Une histoire qui fait rire mais aussi réfléchir. Ne sommes-nous tous pas un peu comme Jacques, à vouloir toujours posséder plus de choses ? – J’AIME LIRE

Un mal de notre société brillamment abordé par Davide Cali qui […] toujours se fait accompagner d’illustrateurs de talent. – LIBBYLIT

Critique joyeuse de la société de consommation, et plus encore, de l’asservissement aux objets, la chute du livre est délectable. – ACTUALITTE

Dal sito dell’editore Les Éditions des Éléphants

Nella citazione ho riportato alcuni dei commenti che tracciano, con poche parole, il soggetto del libro. Il protagonista è Jacques, un qualunque Jacques mi verrebbe da dire. La sua auto ha la sola qualità di essere utile allo scopo per la quale è stata prodotta. Jacques la possiede da parecchi anni.

Accade che, probabilmente senza che se ne potesse accorgere, un manifesto pubblicitario entra chiassoso nei suoi pensieri dando inizio alle dinamiche che ruotano intorno al desiderio. Si tratta della réclame di un’auto strepitosa, la numero 1 delle auto, la VENUS. Insomma, uno di quei veicoli di cui vantarsi e sfoggiare per fare bella figura sulle ragazze. Jacques sente in modo pressante il diritto di possedere anch’egli un’auto di tal gamma. Non pensa più a nient’altro, deve assolutamente averla. Ma una cifra a tanti nove non è per nulla semplice da raggiungere, soprattutto per chi vive di solo stipendio. In questa parte del racconto, le congetture dell’uomo sono illustrate all’interno di fumetti e sono espresse in maniera altamente esilarante. Il protagonista immagina ogni strategia, più o meno legale, per poter ottenere quella somma. Purtroppo, nessuna delle idee trovate sembra essere priva di rischi o ostacoli.

Poi succede, arriva la sua occasione. Durante una passeggiata qualunque, legge questo annuncio sopra un cartello: “Guadagno facile a casa tua”. Senza indugiare, bussa alla porta e accetta il lavoro extra che gli viene proposto dall’uomo seduto dietro alla scrivania. Sembrerebbe proprio uno di quegli impieghi che hanno in serbo una gran fregatura, invece, gli autori danno al protagonista la possibilità di potersi realmente guadagnare la cifra che gli occorre per appagare il suo desiderio. Ma quale sarà il vero prezzo da pagare?

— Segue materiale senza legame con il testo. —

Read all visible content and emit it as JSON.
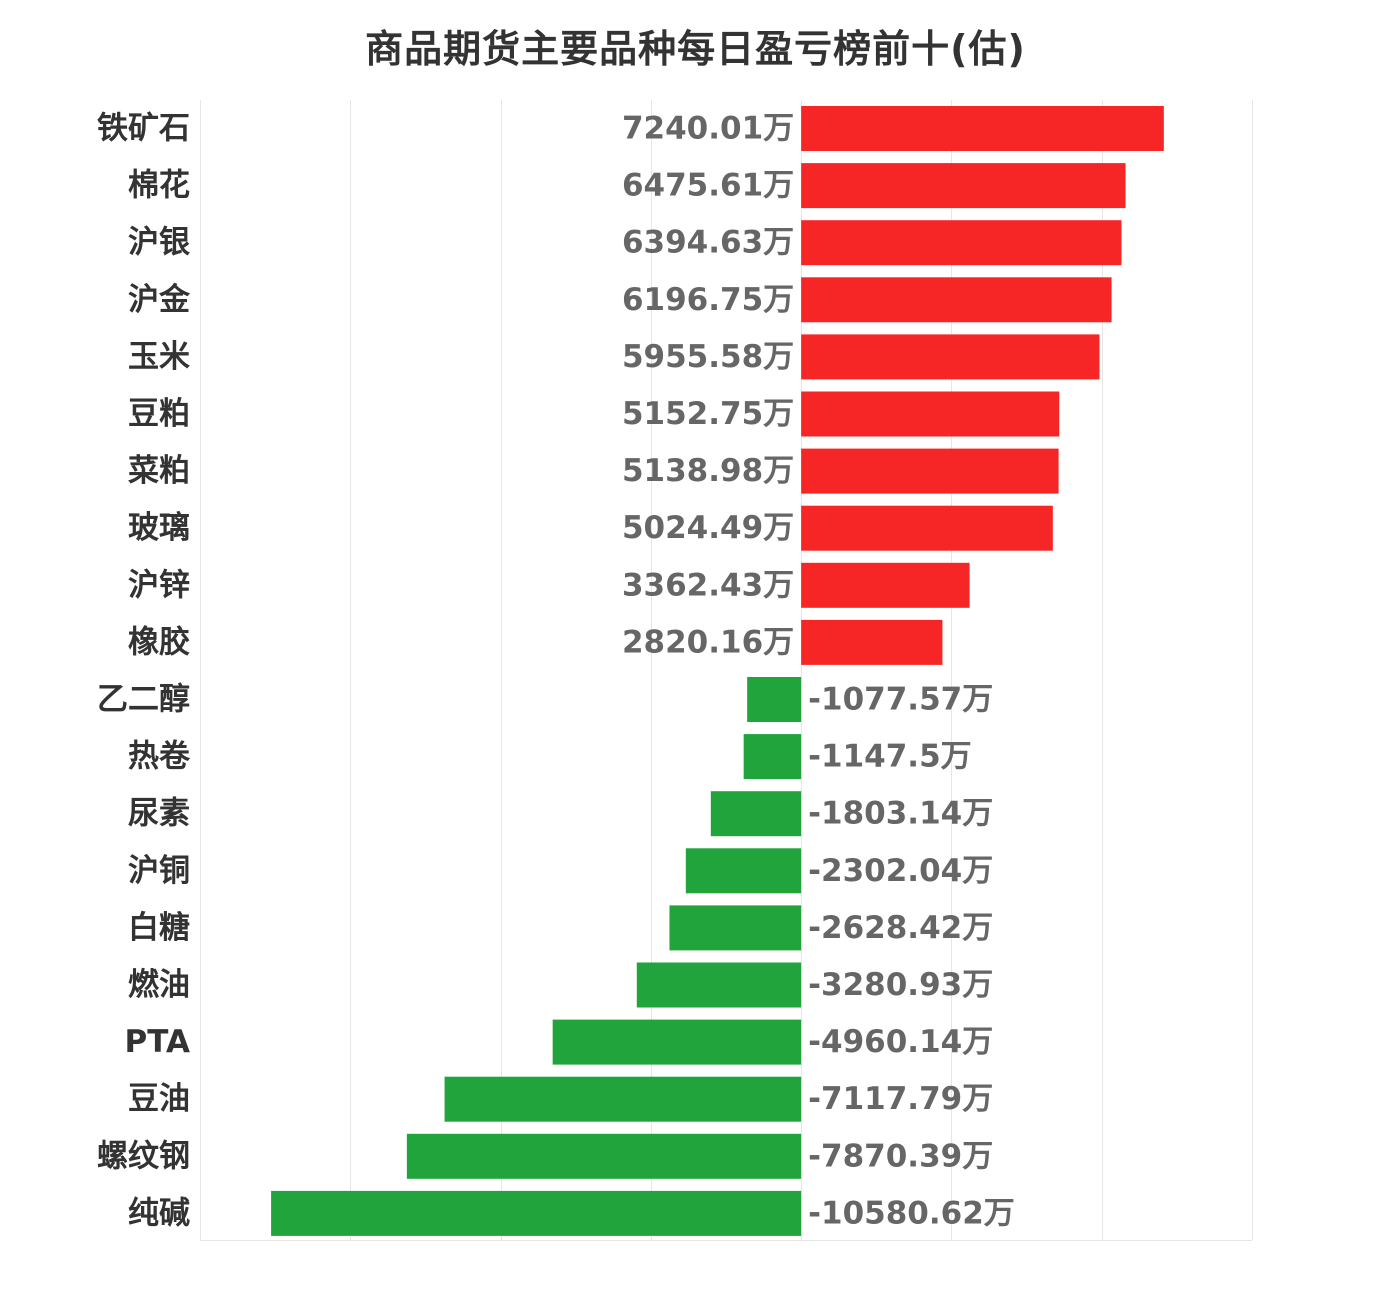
{
  "chart_data": {
    "type": "bar",
    "orientation": "horizontal",
    "title": "商品期货主要品种每日盈亏榜前十(估)",
    "unit": "万",
    "categories": [
      "铁矿石",
      "棉花",
      "沪银",
      "沪金",
      "玉米",
      "豆粕",
      "菜粕",
      "玻璃",
      "沪锌",
      "橡胶",
      "乙二醇",
      "热卷",
      "尿素",
      "沪铜",
      "白糖",
      "燃油",
      "PTA",
      "豆油",
      "螺纹钢",
      "纯碱"
    ],
    "values": [
      7240.01,
      6475.61,
      6394.63,
      6196.75,
      5955.58,
      5152.75,
      5138.98,
      5024.49,
      3362.43,
      2820.16,
      -1077.57,
      -1147.5,
      -1803.14,
      -2302.04,
      -2628.42,
      -3280.93,
      -4960.14,
      -7117.79,
      -7870.39,
      -10580.62
    ],
    "value_labels": [
      "7240.01万",
      "6475.61万",
      "6394.63万",
      "6196.75万",
      "5955.58万",
      "5152.75万",
      "5138.98万",
      "5024.49万",
      "3362.43万",
      "2820.16万",
      "-1077.57万",
      "-1147.5万",
      "-1803.14万",
      "-2302.04万",
      "-2628.42万",
      "-3280.93万",
      "-4960.14万",
      "-7117.79万",
      "-7870.39万",
      "-10580.62万"
    ],
    "xlim": [
      -12000,
      9000
    ],
    "x_gridlines": [
      -12000,
      -9000,
      -6000,
      -3000,
      0,
      3000,
      6000,
      9000
    ],
    "grid": true,
    "colors": {
      "positive": "#f72626",
      "negative": "#21a43b",
      "grid": "#e6e6e6",
      "category_text": "#333333",
      "value_text": "#666666"
    }
  }
}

Attraverso la storia di Jacques, gli autori descrivono una circostanza molto comune all’uomo moderno, lo fanno senza pretese moralistiche. Raccontano gli episodi così come farebbe un buon osservatore. L’influenza che arriva dai messaggi pubblicitari, spesso assillanti, può facilmente trasformare un desiderio in un’ossessione. Ad essere “tormentati” dal marketing s’inizia molto presto. Ricordo quando mio figlio, durante la pubblicità trasmessa in mezzo ai cartoni animati, aveva detto così tante volte la parola “lo compro” che ho pensato volesse farsi assumere a Wall Street. L’ho immediatamente portato a giocare all’aria aperta.

Leggi la storia di Jacques ai tuoi bambini, è straordinaria.